Susan Orlean, a New Yorker staff writer who is perhaps better known as the author of The Orchid Thief, read to a pretty packed room at the Hugo House. She grounded her talk in her experiences of writing "The American Man, Age 10," a profile of an "ordinary" American boy named Colin, and also "Lifelike," which is about the 2003 World Taxidermy Championship.
Here's what I learned:
• The model for Orlean is travel writing, not investigative journalism.
• Readers read to discover new worlds they didn't know they wanted to discover, she says.
• Adventure is the journey from knowing something to not knowing something, she says.

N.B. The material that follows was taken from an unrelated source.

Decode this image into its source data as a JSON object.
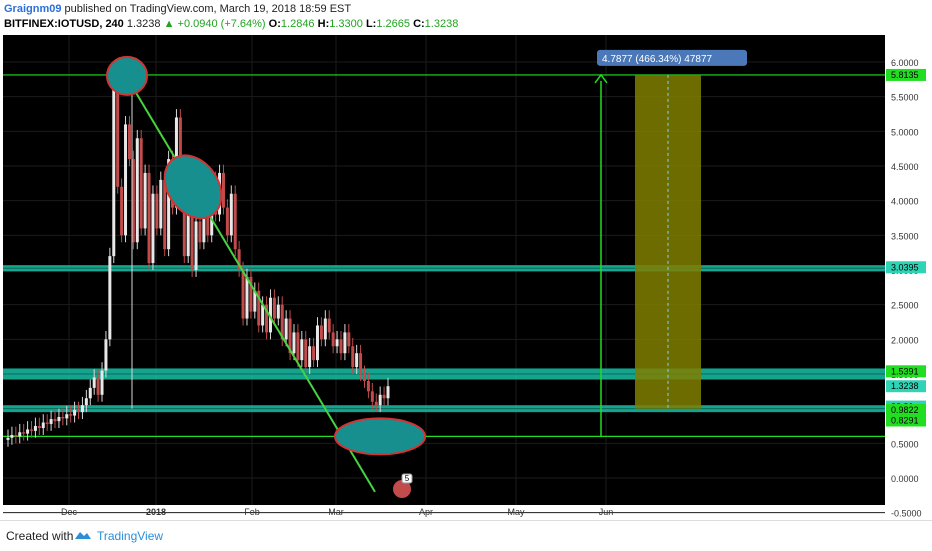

• Orlean writes at a treadmill desk.
• You can't fake curiosity.
• You can't fake curiosity.
• Don't do your homework.
• Your job as a reporter is first of all to listen.
• Do your homework.
• There are three steps to writing a story: (1) Report (2) Think (3) Write. The most important step is the most undervalued, and to the outside world it looks like idling.
• "You should be able to tell your story without notes," she said.
• Orlean does not like orchids.
• Orlean is into gospel.
• There exists in the world a thick catalogue full of taxidermy supplies.
• Do not underestimate the poetry of fact.
• If you have a job as a writer, you have a lucky life.
• Do stories that feel big, even if they look small.
• Orlean's next book will be about the L.A. Public Library
• She blames herself for the head cold currently sweeping through L.A.
• If you fail at writing a story, then write about the way the story failed.
• "There is no subject that has nothing of interest for you," she said.